By Natalia Zurowski
While on set, there is an unwritten list of behaviours and standards each person should adhere to and follow. This is your introduction (or reminder) of on-set norms to help facilitate an eye-roll-free photo shoot.
Quit the micromanaging - If you aren't in a direction job, don't tell others how they should be doing their work. There is a reason your colleagues got booked for that job on that specific day, just like you. It doesn't matter who has more experience, followers, or notoriety, it's important for everyone to come together to create a stellar product.
Find the line between help and interference.
Respect one another's talents - Be respectful of other people's work. If you are working with an industry legend, don't second-guess them or question their choices. They have a vision and idea for a shoot and even if it may not be to your liking, deal with it. If they ask for your opinion or look unsure or weary about an idea, feel free to chime in.
However, if your health or safety is at risk - that is a different matter. Creative choices deserve respect, but so do workplace rights.
Trust the model - Being the focus of a project can be a bit stressful for some models, even if they're experienced. Before you offer pointers on poses or critiques, let the model warm up. Don't expect them to jump into the shoot and give you what you want right away. If he or she isn't Coco Rocha or doesn't have years of experience under his or her belt, let them warm up. Even then, the pros also sometimes need a few minutes to get a feel for the concept and get into their groove. Some positive reinforcement is always helpful.

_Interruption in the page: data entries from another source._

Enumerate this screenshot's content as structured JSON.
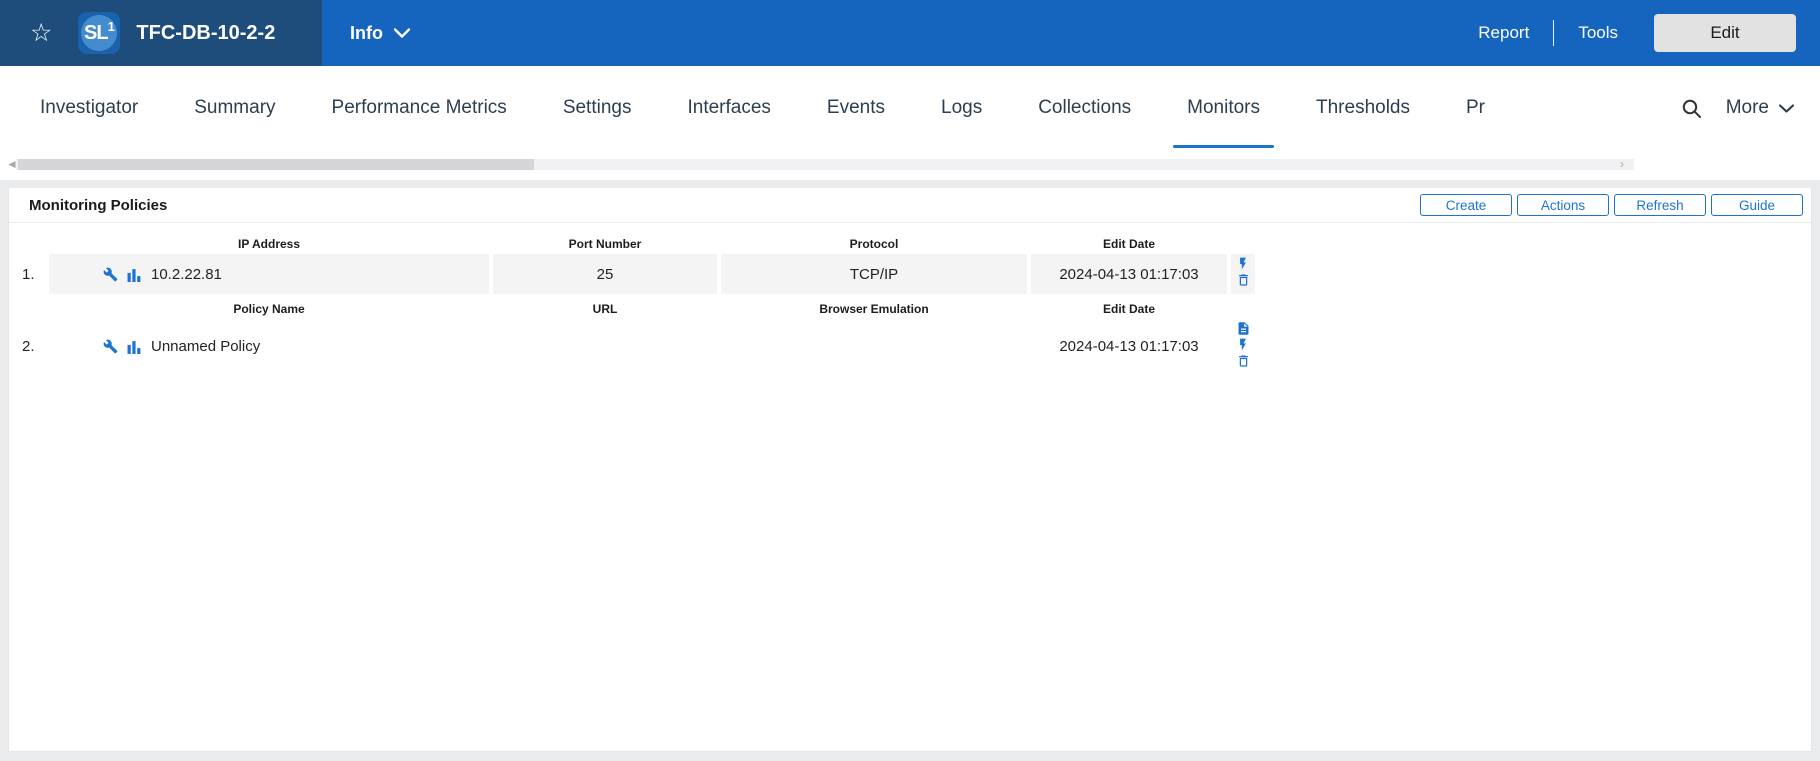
{
  "colors": {
    "header_dark": "#1e4d7c",
    "header_blue": "#1565bf",
    "accent_blue": "#1e73d2",
    "tab_text": "#2c3e50",
    "row_highlight": "#f4f4f5"
  },
  "header": {
    "logo_sl": "SL",
    "logo_one": "1",
    "device_name": "TFC-DB-10-2-2",
    "info_label": "Info",
    "report_label": "Report",
    "tools_label": "Tools",
    "edit_label": "Edit"
  },
  "tabs": {
    "items": [
      {
        "label": "Investigator",
        "active": false
      },
      {
        "label": "Summary",
        "active": false
      },
      {
        "label": "Performance Metrics",
        "active": false
      },
      {
        "label": "Settings",
        "active": false
      },
      {
        "label": "Interfaces",
        "active": false
      },
      {
        "label": "Events",
        "active": false
      },
      {
        "label": "Logs",
        "active": false
      },
      {
        "label": "Collections",
        "active": false
      },
      {
        "label": "Monitors",
        "active": true
      },
      {
        "label": "Thresholds",
        "active": false
      },
      {
        "label": "Pr",
        "active": false
      }
    ],
    "more_label": "More"
  },
  "panel": {
    "title": "Monitoring Policies",
    "buttons": [
      "Create",
      "Actions",
      "Refresh",
      "Guide"
    ]
  },
  "policies": [
    {
      "index": "1.",
      "columns": [
        "IP Address",
        "Port Number",
        "Protocol",
        "Edit Date"
      ],
      "values": [
        "10.2.22.81",
        "25",
        "TCP/IP",
        "2024-04-13 01:17:03"
      ],
      "row_icons": [
        "wrench-icon",
        "bar-chart-icon"
      ],
      "action_icons": [
        "lightning-icon",
        "trash-icon"
      ],
      "highlighted": true
    },
    {
      "index": "2.",
      "columns": [
        "Policy Name",
        "URL",
        "Browser Emulation",
        "Edit Date"
      ],
      "values": [
        "Unnamed Policy",
        "",
        "",
        "2024-04-13 01:17:03"
      ],
      "row_icons": [
        "wrench-icon",
        "bar-chart-icon"
      ],
      "action_icons": [
        "document-icon",
        "lightning-icon",
        "trash-icon"
      ],
      "highlighted": false
    }
  ]
}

Be patient - Sometimes a shoot doesn't go smoothly. Sometimes there are an endless number of set changes. If the photographer has to change the lights, if a makeup artist needs to add more contour or change a lip for a model, if the computer is acting up - chill. If there is a client present, know that what the client wants is the most important and everyone on set is only doing their best to satisfy them. Ideas that may have seemed good before the shoot may not be working as planned and have to be altered. This is common - take it easy and relax.
Bad vibes off the set - Although photoshoots tend to be fun they can also be stressful, especially if it's for a huge international brand. Everything needs to be just right. Try to have fun on set, be easygoing, and keep up the morale. Shawnna Downing, a makeup artist from Toronto, considers positivity on-set key in pulling off photoshoots and adds, "you can't create art while being rigid." Good energy is contagious and it's what will make people want to work with you time and time again.
Value time - Along with respecting other people's talents and work, it is important to respect and value their time - the amount of time spent is a cost. If the make up artist is doing your make up, you don't need to be on a call at that moment, let them do their work. If you're done a shoot, bring the shoes back to the stylist - pulling looks for editorials can take days, not to mention the returning afterwards. If you can see that another member of the crew needs help with something offer to help. Renting a studio space and hiring everyone on set is expensive and making the most of the day should be a priority.